Ramai Isu Jual Beli Restorative Justice, Begini Klarifikasi Kejaksaan Agung
Utama

Ramai Isu Jual Beli Restorative Justice, Begini Klarifikasi Kejaksaan Agung

Penerapan keadilan restoratif dalam suatu kasus atau perkara yang sudah Tahap II memiliki 4 batasan limitatif yang harus dipenuhi berdasarkan ketentuan Peraturan Kejaksaan RI No.15 Tahun 2020.

Oleh:
Ferinda K Fachri
Bacaan 4 Menit
Kapuspenkum Kejaksaan Agung RI Dr. Ketut Sumedana. Foto: Istimewa
Kapuspenkum Kejaksaan Agung RI Dr. Ketut Sumedana. Foto: Istimewa

Belum lama ini, ramai dibincangkan publik perihal dugaan praktik jual beli keadilan restoratif atau restorative justice. Seperti dilansir sejumlah media, dalam Rapat Dengar Pendapat (RDP) Komisi III DPR RI dengan Lembaga Perlindungan Saksi dan Korban (LPSK), Senin (16/1/2023) kemarin, Ketua LPSK Hasto Atmojo Suroyo menyampaikan harapannya terhadap implementasi restorative justice tidak bergeser menjadi keadilan transaksional.

Untuk itu, LPSK mendorong evaluasi penerapan keadilan restoratif oleh aparat penegak hukum di lingkungan kepolisian, kejaksaan, sampai dengan Mahkamah Agung. Salah satu kasus yang menerapkan keadilan restorative justice yang salah disebut-sebut terjadi pada kasus pelecehan sesama pegawai Kementerian Koperasi dan Usaha Kecil Menengah (Kemenkop UKM) pada 2019 silam.

Disampaikan oleh Wakil Ketua LPSK Edwin Partogi, pada 2020 para pelaku malah dibebaskan dengan alasan restorative justice. Isu ini kemudian kembali mencuat dan mendulang atensi besar masyarakat hingga membuat pihak Kejaksaan Agung RI akhirnya buka suara.
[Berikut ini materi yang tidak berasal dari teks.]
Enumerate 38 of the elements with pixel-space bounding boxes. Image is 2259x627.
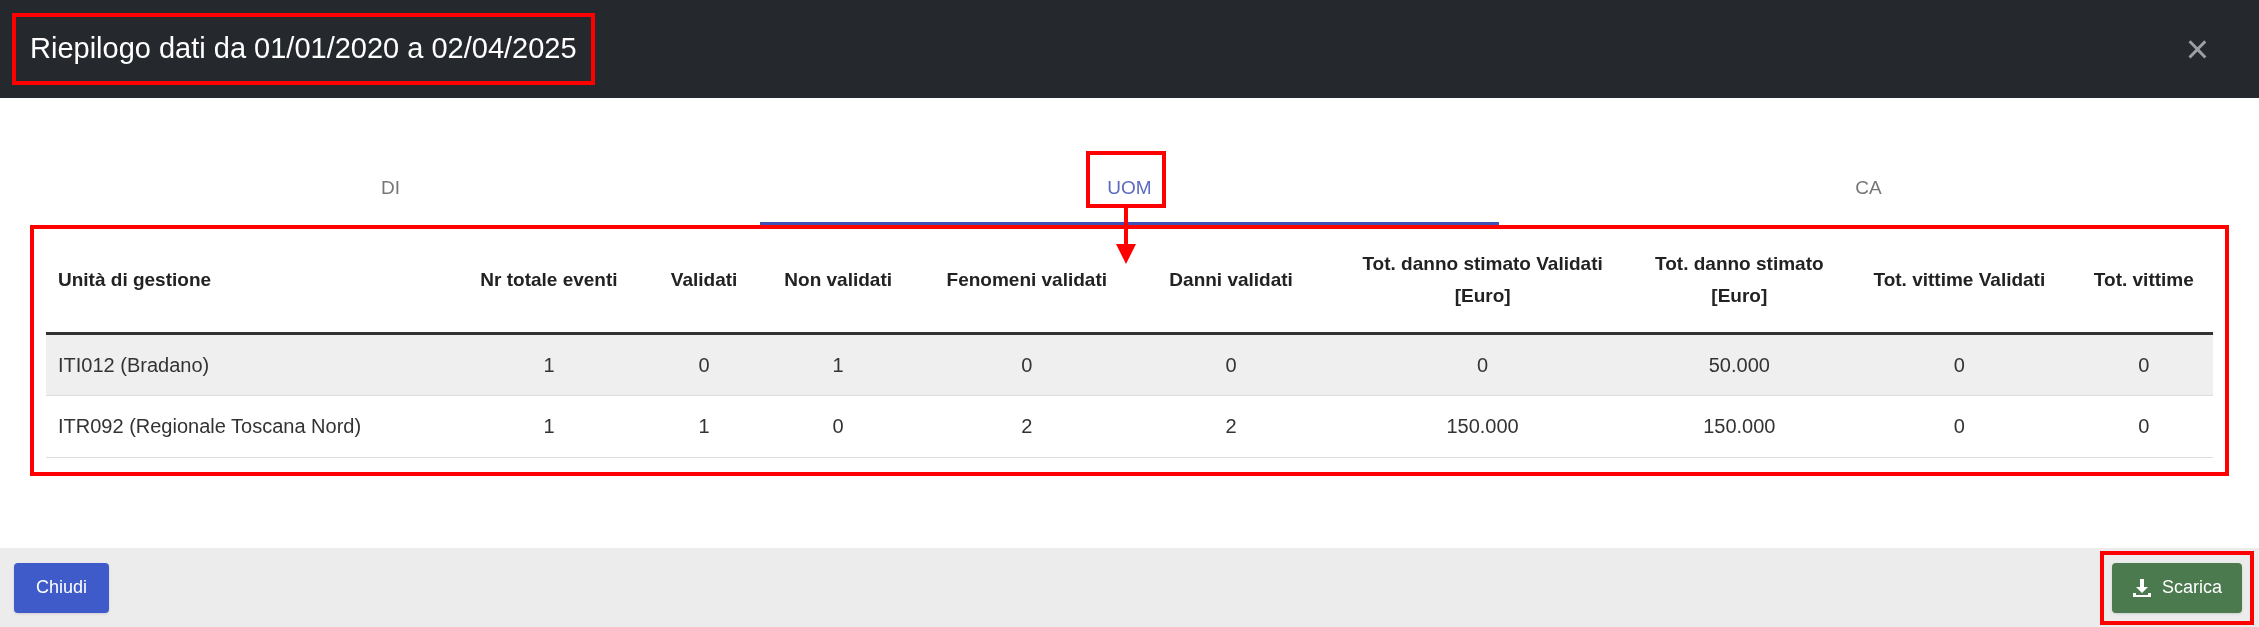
table-cell: 0 bbox=[922, 333, 1132, 395]
close-button[interactable]: × bbox=[2185, 29, 2209, 69]
table-cell: 1 bbox=[444, 395, 654, 457]
column-header: Tot. vittime bbox=[2093, 269, 2194, 291]
table-cell: ITI012 (Bradano) bbox=[46, 333, 445, 395]
table-cell: 0 bbox=[1844, 333, 2075, 395]
column-header: Validati bbox=[670, 269, 738, 291]
tab[interactable]: UOM bbox=[760, 155, 1499, 225]
column-header: Tot. danno stimato [Euro] bbox=[1655, 253, 1824, 307]
column-header: Tot. danno stimato Validati [Euro] bbox=[1362, 253, 1603, 307]
column-header: Non validati bbox=[784, 269, 892, 291]
table-cell: 0 bbox=[1330, 333, 1635, 395]
column-header: Fenomeni validati bbox=[946, 269, 1107, 291]
table-cell: 0 bbox=[2074, 333, 2213, 395]
table-cell: 1 bbox=[444, 333, 654, 395]
table-cell: 2 bbox=[922, 395, 1132, 457]
column-header: Nr totale eventi bbox=[480, 269, 618, 291]
close-button[interactable]: Chiudi bbox=[14, 562, 110, 613]
table-cell: 1 bbox=[653, 395, 755, 457]
table-cell: 0 bbox=[1131, 333, 1331, 395]
tab[interactable]: DI bbox=[21, 155, 760, 225]
table-cell: 0 bbox=[2074, 395, 2213, 457]
download-icon bbox=[2131, 577, 2152, 598]
download-button[interactable]: Scarica bbox=[2111, 562, 2242, 613]
table-cell: 0 bbox=[653, 333, 755, 395]
column-header: Unità di gestione bbox=[58, 269, 212, 291]
column-header: Danni validati bbox=[1169, 269, 1293, 291]
dialog-title: Riepilogo dati da 01/01/2020 a 02/04/2025 bbox=[30, 32, 577, 65]
tab[interactable]: CA bbox=[1499, 155, 2238, 225]
table-cell: 0 bbox=[754, 395, 922, 457]
table-cell: 50.000 bbox=[1634, 333, 1845, 395]
column-header: Tot. vittime Validati bbox=[1873, 269, 2046, 291]
table-cell: 0 bbox=[1844, 395, 2075, 457]
table-cell: ITR092 (Regionale Toscana Nord) bbox=[46, 395, 445, 457]
table-cell: 1 bbox=[754, 333, 922, 395]
table-cell: 150.000 bbox=[1634, 395, 1845, 457]
table-cell: 2 bbox=[1131, 395, 1331, 457]
table-cell: 150.000 bbox=[1330, 395, 1635, 457]
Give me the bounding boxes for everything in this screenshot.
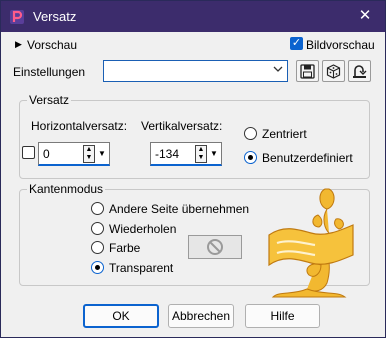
close-icon: ✕ [358, 7, 372, 24]
no-color-icon [207, 239, 223, 255]
edge-mode-group-title: Kantenmodus [27, 182, 106, 196]
edge-option-wrap-label: Andere Seite übernehmen [109, 202, 250, 216]
custom-label: Benutzerdefiniert [262, 151, 353, 165]
horizontal-offset-stepper[interactable]: ▲ ▼ [83, 145, 95, 163]
edge-option-wrap-radio[interactable] [91, 202, 104, 215]
offset-group-title: Versatz [27, 93, 72, 107]
image-preview-label: Bildvorschau [306, 38, 375, 52]
slider-popup-icon[interactable]: ▼ [96, 145, 108, 163]
edge-color-swatch[interactable] [188, 235, 242, 259]
stepper-down-icon[interactable]: ▼ [84, 154, 94, 162]
random-settings-icon [326, 64, 341, 79]
horizontal-offset-label: Horizontalversatz: [31, 119, 128, 133]
stepper-down-icon[interactable]: ▼ [196, 154, 206, 162]
ok-button[interactable]: OK [83, 304, 159, 328]
random-settings-button[interactable] [322, 60, 345, 82]
stepper-up-icon[interactable]: ▲ [196, 146, 206, 154]
edge-option-transparent-radio[interactable] [91, 261, 104, 274]
title-bar: Versatz ✕ [1, 1, 385, 32]
centered-label: Zentriert [262, 127, 307, 141]
vertical-offset-spinbox[interactable]: -134 ▲ ▼ ▼ [150, 142, 222, 166]
offset-dialog: Versatz ✕ ▶ Vorschau ✓ Bildvorschau Eins… [0, 0, 386, 338]
slider-popup-icon[interactable]: ▼ [208, 145, 220, 163]
horizontal-offset-spinbox[interactable]: 0 ▲ ▼ ▼ [38, 142, 110, 166]
vertical-offset-stepper[interactable]: ▲ ▼ [195, 145, 207, 163]
link-offsets-checkbox[interactable] [22, 146, 35, 159]
custom-radio[interactable] [244, 151, 257, 164]
help-button[interactable]: Hilfe [245, 304, 320, 328]
settings-label: Einstellungen [13, 65, 86, 79]
reset-button[interactable] [348, 60, 371, 82]
preview-toggle-label[interactable]: Vorschau [27, 38, 77, 52]
centered-radio[interactable] [244, 127, 257, 140]
close-button[interactable]: ✕ [351, 4, 379, 28]
edge-option-repeat-radio[interactable] [91, 222, 104, 235]
save-preset-button[interactable] [296, 60, 319, 82]
vertical-offset-input[interactable]: -134 [155, 147, 179, 161]
paintshop-app-icon [10, 10, 24, 24]
edge-option-repeat-label: Wiederholen [109, 222, 177, 236]
offset-group: Versatz [19, 93, 370, 179]
watermark-flower-logo [268, 188, 354, 298]
vertical-offset-label: Vertikalversatz: [141, 119, 223, 133]
preview-toggle-icon[interactable]: ▶ [15, 39, 22, 50]
edge-option-color-radio[interactable] [91, 241, 104, 254]
reset-icon [353, 65, 367, 78]
horizontal-offset-input[interactable]: 0 [43, 147, 50, 161]
image-preview-checkbox[interactable]: ✓ [290, 37, 303, 50]
chevron-down-icon[interactable] [271, 62, 285, 80]
edge-option-color-label: Farbe [109, 241, 141, 255]
save-preset-icon [300, 64, 315, 79]
stepper-up-icon[interactable]: ▲ [84, 146, 94, 154]
settings-combobox[interactable] [103, 60, 288, 82]
cancel-button[interactable]: Abbrechen [168, 304, 234, 328]
edge-option-transparent-label: Transparent [109, 261, 174, 275]
window-title: Versatz [33, 9, 77, 24]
“Pusat Penerangan Hukum Kejaksaan Agung perlu memberi klarifikasi dan pemahaman kepada masyarakat agar pelaksanaan keadilan restoratif demi penegakan hukum humanis, tidak tercoreng dengan pemberitaan yang minor dan tendensius walaupun secara spesifik tidak menunjuk langsung kepada lembaga Kejaksaan,” ujar Kepala Pusat Penerangan Hukum (Kapuspenkum) Kejaksaan Agung RI, Dr. Ketut Sumedana dalam keterangan resmi yang diterima Hukumonline, Selasa (17/1/2023).

Baca Juga:

Ia menuturkan diterapkannya keadilan restoratif berpijak atau merujuk pada Peraturan Kejaksaan RI No.15 Tahun 2020 tentang Penghentian Penuntutan Berdasarkan Keadilan Restoratif serta ketentuan hukum acara yaitu Pasal 139 dan 140 KUHAP. Beleid tersebut menyebutkan Penuntut Umum mempunyai kewenangan dominus litis terhadap perkara yang sudah dinyatakan lengkap (P.21) dan telah dilaksanakan Tahap II oleh Penyidik.
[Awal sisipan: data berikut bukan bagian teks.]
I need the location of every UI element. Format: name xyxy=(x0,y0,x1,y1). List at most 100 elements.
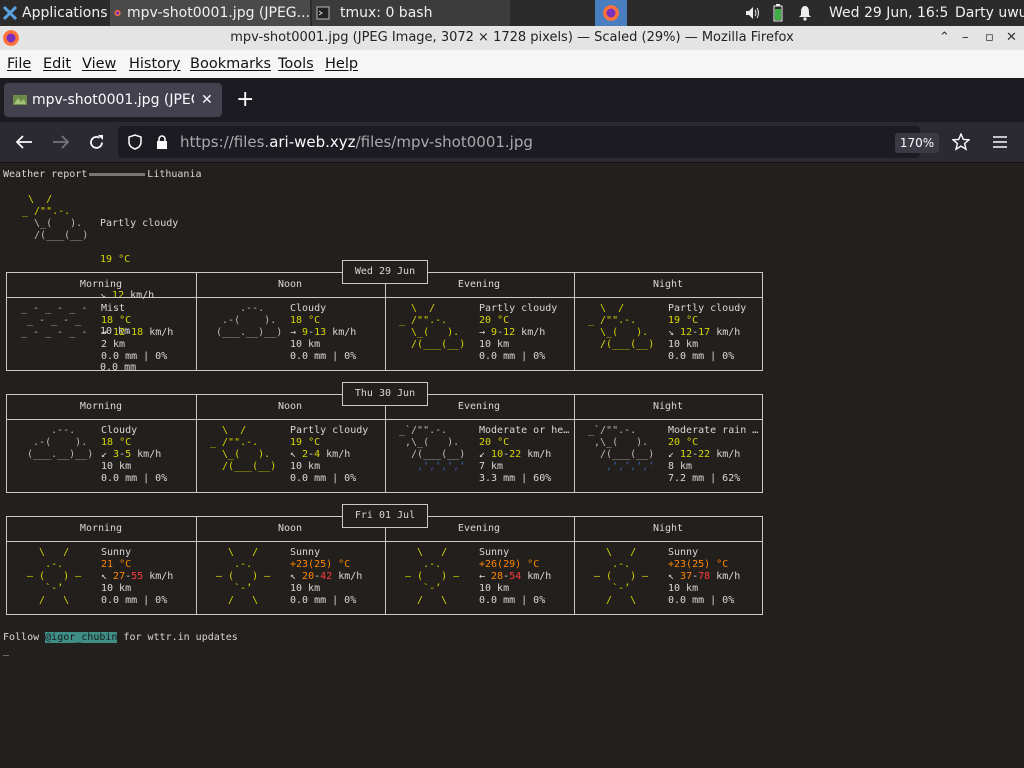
clock[interactable]: Wed 29 Jun, 16:57 xyxy=(829,0,947,26)
weather-ascii-art: \ / .-. ― ( ) ― `-’ / \ xyxy=(588,547,649,606)
forecast-temperature: +26(29) xyxy=(479,559,522,570)
forecast-precipitation: 0.0 mm | 0% xyxy=(290,473,357,484)
tab-active[interactable]: mpv-shot0001.jpg (JPEG ✕ xyxy=(4,83,222,117)
weather-location: Lithuania xyxy=(147,169,202,180)
forward-arrow-icon[interactable] xyxy=(52,134,70,150)
forecast-wind-max: 78 xyxy=(698,571,711,582)
forecast-temperature: 20 xyxy=(668,437,681,448)
forecast-date-label: Wed 29 Jun xyxy=(342,260,428,284)
forecast-temperature: 21 xyxy=(101,559,114,570)
close-icon[interactable]: ✕ xyxy=(1006,26,1017,50)
taskbar-window-title: mpv-shot0001.jpg (JPEG... xyxy=(127,5,310,21)
url-path: /files/mpv-shot0001.jpg xyxy=(355,133,533,151)
forecast-visibility: 10 km xyxy=(479,583,510,594)
firefox-icon xyxy=(603,5,619,21)
bookmark-star-icon[interactable] xyxy=(952,133,970,151)
menu-tools[interactable]: Tools xyxy=(278,50,314,78)
url-bar[interactable]: https://files.ari-web.xyz/files/mpv-shot… xyxy=(118,126,939,158)
twitter-handle-link[interactable]: @igor_chubin xyxy=(45,632,118,643)
forecast-visibility: 10 km xyxy=(101,583,132,594)
hamburger-menu-icon[interactable] xyxy=(992,135,1008,149)
forecast-precipitation: 0.0 mm | 0% xyxy=(290,351,357,362)
window-titlebar[interactable]: mpv-shot0001.jpg (JPEG Image, 3072 × 172… xyxy=(0,26,1024,50)
forecast-wind-direction: → xyxy=(101,327,114,338)
url-domain: ari-web.xyz xyxy=(269,133,356,151)
forecast-wind-direction: ↘ xyxy=(668,327,681,338)
forecast-condition: Sunny xyxy=(479,547,510,558)
forecast-condition: Partly cloudy xyxy=(668,303,747,314)
lock-icon[interactable] xyxy=(156,134,168,150)
minimize-icon[interactable]: – xyxy=(962,26,969,50)
forecast-precipitation: 0.0 mm | 0% xyxy=(101,351,168,362)
forecast-wind-direction: ↖ xyxy=(290,571,303,582)
applications-menu[interactable]: Applications xyxy=(2,0,108,26)
forecast-precipitation: 0.0 mm | 0% xyxy=(479,351,546,362)
forecast-wind-max: 22 xyxy=(509,449,522,460)
tab-close-icon[interactable]: ✕ xyxy=(201,83,213,117)
menu-file[interactable]: File xyxy=(7,50,31,78)
menu-history[interactable]: History xyxy=(129,50,181,78)
url-prefix: https://files. xyxy=(180,133,270,151)
forecast-visibility: 10 km xyxy=(290,583,321,594)
menu-edit[interactable]: Edit xyxy=(43,50,71,78)
forecast-period-label: Night xyxy=(652,401,684,412)
forecast-condition: Sunny xyxy=(101,547,132,558)
forecast-precipitation: 0.0 mm | 0% xyxy=(479,595,546,606)
weather-report-header: Weather report Lithuania xyxy=(3,169,201,180)
forecast-wind-max: 22 xyxy=(698,449,711,460)
forecast-precipitation: 0.0 mm | 0% xyxy=(101,473,168,484)
reload-icon[interactable] xyxy=(88,134,105,151)
forecast-cell-details: Sunny 21 °C ↖ 27-55 km/h 10 km 0.0 mm | 0% xyxy=(101,547,174,606)
forecast-precipitation: 3.3 mm | 60% xyxy=(479,473,552,484)
notification-bell-icon[interactable] xyxy=(798,0,814,26)
applications-label: Applications xyxy=(22,5,108,21)
forecast-visibility: 10 km xyxy=(290,461,321,472)
current-temperature: 19 xyxy=(100,254,113,265)
back-arrow-icon[interactable] xyxy=(15,134,33,150)
chevron-up-icon[interactable]: ⌃ xyxy=(939,26,950,50)
weather-footer: Follow @igor_chubin for wttr.in updates xyxy=(3,632,238,643)
forecast-wind-min: 10 xyxy=(491,449,504,460)
forecast-wind-min: 20 xyxy=(302,571,315,582)
forecast-wind-direction: ↙ xyxy=(101,449,114,460)
forecast-visibility: 10 km xyxy=(290,339,321,350)
taskbar-window-title: tmux: 0 bash xyxy=(340,5,433,21)
menu-view[interactable]: View xyxy=(82,50,116,78)
forecast-date-label: Thu 30 Jun xyxy=(342,382,428,406)
forecast-temperature: 19 xyxy=(290,437,303,448)
menu-help[interactable]: Help xyxy=(325,50,358,78)
forecast-visibility: 10 km xyxy=(668,339,699,350)
weather-ascii-art: \ / _ /"".-. \_( ). /(___(__) xyxy=(210,425,277,472)
workspace-firefox-button[interactable] xyxy=(595,0,627,26)
current-weather: \ / _ /"".-. \_( ). /(___(__) Partly clou… xyxy=(22,194,179,373)
menu-bookmarks[interactable]: Bookmarks xyxy=(190,50,271,78)
current-condition: Partly cloudy xyxy=(100,218,179,229)
maximize-icon[interactable]: ▫ xyxy=(985,26,994,50)
taskbar-window-tmux[interactable]: tmux: 0 bash xyxy=(312,0,510,26)
shield-icon[interactable] xyxy=(128,134,142,150)
taskbar-window-firefox[interactable]: mpv-shot0001.jpg (JPEG... xyxy=(110,0,310,26)
new-tab-icon[interactable]: + xyxy=(236,78,254,122)
forecast-period-label: Night xyxy=(652,279,684,290)
forecast-condition: Partly cloudy xyxy=(290,425,369,436)
window-title: mpv-shot0001.jpg (JPEG Image, 3072 × 172… xyxy=(230,30,794,45)
forecast-date-label: Fri 01 Jul xyxy=(342,504,428,528)
forecast-wind-direction: → xyxy=(290,327,303,338)
forecast-wind-direction: ↙ xyxy=(668,449,681,460)
forecast-visibility: 2 km xyxy=(101,339,126,350)
forecast-wind-direction: ↖ xyxy=(101,571,114,582)
user-name[interactable]: Darty uwu xyxy=(955,0,1024,26)
weather-ascii-art: \ / _ /"".-. \_( ). /(___(__) xyxy=(399,303,466,350)
weather-ascii-art: .--. .-( ). (___.__)__) xyxy=(21,425,94,460)
forecast-wind-direction: ↖ xyxy=(668,571,681,582)
forecast-condition: Sunny xyxy=(290,547,321,558)
weather-ascii-art: \ / .-. ― ( ) ― `-’ / \ xyxy=(399,547,460,606)
forecast-wind-min: 12 xyxy=(113,327,126,338)
forecast-temperature: 18 xyxy=(101,315,114,326)
weather-ascii-art: _ - _ - _ - _ - _ - _ _ - _ - _ - xyxy=(21,303,88,338)
volume-icon[interactable] xyxy=(744,0,764,26)
forecast-wind-min: 12 xyxy=(680,449,693,460)
zoom-level-indicator[interactable]: 170% xyxy=(895,133,939,153)
forecast-temperature: 18 xyxy=(101,437,114,448)
battery-icon[interactable] xyxy=(773,0,787,26)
Dalam hal ini, kewenangan yang dimaksud tertuang dalam Pasal 30C huruf C dan Pasal 34A UU No.11 Tahun 2021 tentang Kejaksaan RI (UU Kejaksaan). Pasal 30C huruf c UU Kejaksaan berbunyi “turut serta dan aktif dalam penanganan perkara pidana yang melibatkan saksi dan korban serta proses rehabilitasi, restitusi dan kompensasinya”.